Bull averages, across numerous breeds, have jumped $2000 or 25 per cent on last year with many averaging more $10,000.
“Producers are thinking they’ve invested more than they usually do so they had better look to safeguard that investment,” said Nathan Fairley, from big stud stock insurer Elders Rockhampton.
Speaking after having just signed off on an insurance package for 50 bulls for one client, he said his organisation’s bull insurance figures were up 10 to 15pc across the board on last year.
He estimated around 50pc of bulls were now insured, saying it was rare for any animal purchased for more than $10,000 not to be insured.
Most studs offer a guarantee on the structural soundness of their bulls, generally for 12 months but some for up to three years, and Mr Fairley said they were typically upheld.

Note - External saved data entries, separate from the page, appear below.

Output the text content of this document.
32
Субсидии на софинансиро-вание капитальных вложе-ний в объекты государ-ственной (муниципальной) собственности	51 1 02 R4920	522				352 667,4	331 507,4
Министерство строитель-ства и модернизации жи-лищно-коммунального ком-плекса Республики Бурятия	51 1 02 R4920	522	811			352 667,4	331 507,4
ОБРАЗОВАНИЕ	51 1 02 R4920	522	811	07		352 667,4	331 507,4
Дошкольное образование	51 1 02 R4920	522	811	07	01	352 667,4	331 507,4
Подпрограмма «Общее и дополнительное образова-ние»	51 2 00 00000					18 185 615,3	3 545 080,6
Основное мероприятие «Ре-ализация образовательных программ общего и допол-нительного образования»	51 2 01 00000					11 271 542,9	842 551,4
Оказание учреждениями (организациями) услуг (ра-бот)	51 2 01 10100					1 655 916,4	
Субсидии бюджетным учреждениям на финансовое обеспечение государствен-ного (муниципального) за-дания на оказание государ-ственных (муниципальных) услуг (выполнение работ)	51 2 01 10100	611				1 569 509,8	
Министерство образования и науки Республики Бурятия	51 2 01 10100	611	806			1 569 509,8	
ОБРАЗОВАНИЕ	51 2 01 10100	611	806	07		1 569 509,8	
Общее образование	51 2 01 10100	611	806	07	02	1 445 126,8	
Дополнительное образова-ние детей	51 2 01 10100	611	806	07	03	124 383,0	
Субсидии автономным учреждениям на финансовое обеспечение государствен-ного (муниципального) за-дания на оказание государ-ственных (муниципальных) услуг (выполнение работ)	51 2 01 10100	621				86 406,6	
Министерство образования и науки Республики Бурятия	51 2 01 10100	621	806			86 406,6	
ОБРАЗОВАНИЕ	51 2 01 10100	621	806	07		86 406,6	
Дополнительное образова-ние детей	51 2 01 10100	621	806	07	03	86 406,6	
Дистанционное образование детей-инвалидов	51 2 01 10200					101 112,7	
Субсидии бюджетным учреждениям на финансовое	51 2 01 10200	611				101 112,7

“I haven’t heard any bad stories there - studs are selling their reputation as much as their bulls,” he said.
However, insurance covers something unforeseen happening after the sale and veterinarians say it is much more likely a problem will warrant an insurance claim rather than a claim on a guarantee.
Cattle veterinarians said the primary step to minimising purchaser liable losses was a pre-sale examination.
Bullcheck, or the Veterinary Bull Breeding and Soundness Examination (VBBSE), works out to cost the producer around $1.20 to $1.50 per calf, which makes it cheap insurance, said Junee cattle producer and large animal veterinarian Dr Peter Armstrong.
The check covers a crush-side examination covering structure, penis a sheath health, scrotal palpation and semen testing.
A high percentage of bulls culled from a VBBSE don’t make it past the crush-side exam.
The check then goes on to a serving ability test, nutrition and vaccinations.
Queensland cattle veterinarian Dr Alan Guilfoyle, from Clermont, said seedstock producers typically provided the Bullcheck and buyers should look for the vet summaries in catalogues.
If buying in a paddock sale, insist on having it done, he said.
“It’s not an absolute guarantee but it says this bull has everything in place, all the ducks are lining up and he has a very good chance of doing the job you want,” Dr Guilfoyle said.
“Insurance companies are now insisting on this before insuring a bull,” he said.
“The bull becomes a good insurance risk for them if he has the certificate.”
Where the bull returned a semen morphology test over 70pc (considered very good), the failure rate of bulls was typically very small, Dr Guilfoyle said.
However, there will always be some bulls that fail due to reasons such as illness and accidents, which are the responsibility of the purchaser.
Bull insurance offsets that risk.
The going rate for insurance appears to be around 12.5pc of the value of the bull and Dr Guilfoyle said, depending on how different beef operations were placed, it was generally considered a good idea, at least until a crop of calves was on the ground.
The main thing to distinguish was whether a policy was for mortality alone or loss of use, he said.
The Australian Cattle Veterinarians (ACV) points out it was also important to be aware that loss of use policies often required the bull to be totally and permanently incapable of natural service and that it be due to an identifiable event.
Sometimes loss of bull use occurs that is not permanent or total, or has no identifiable event, and that can be an issue if the the bull is still useless for the purpose intended.
Dr Guilfoyle said keeping accurate records, of everything from number of cows served to treatments and vaccinations, was also a good idea.
“The old adage ‘measure and manage’ rings true here,” he said.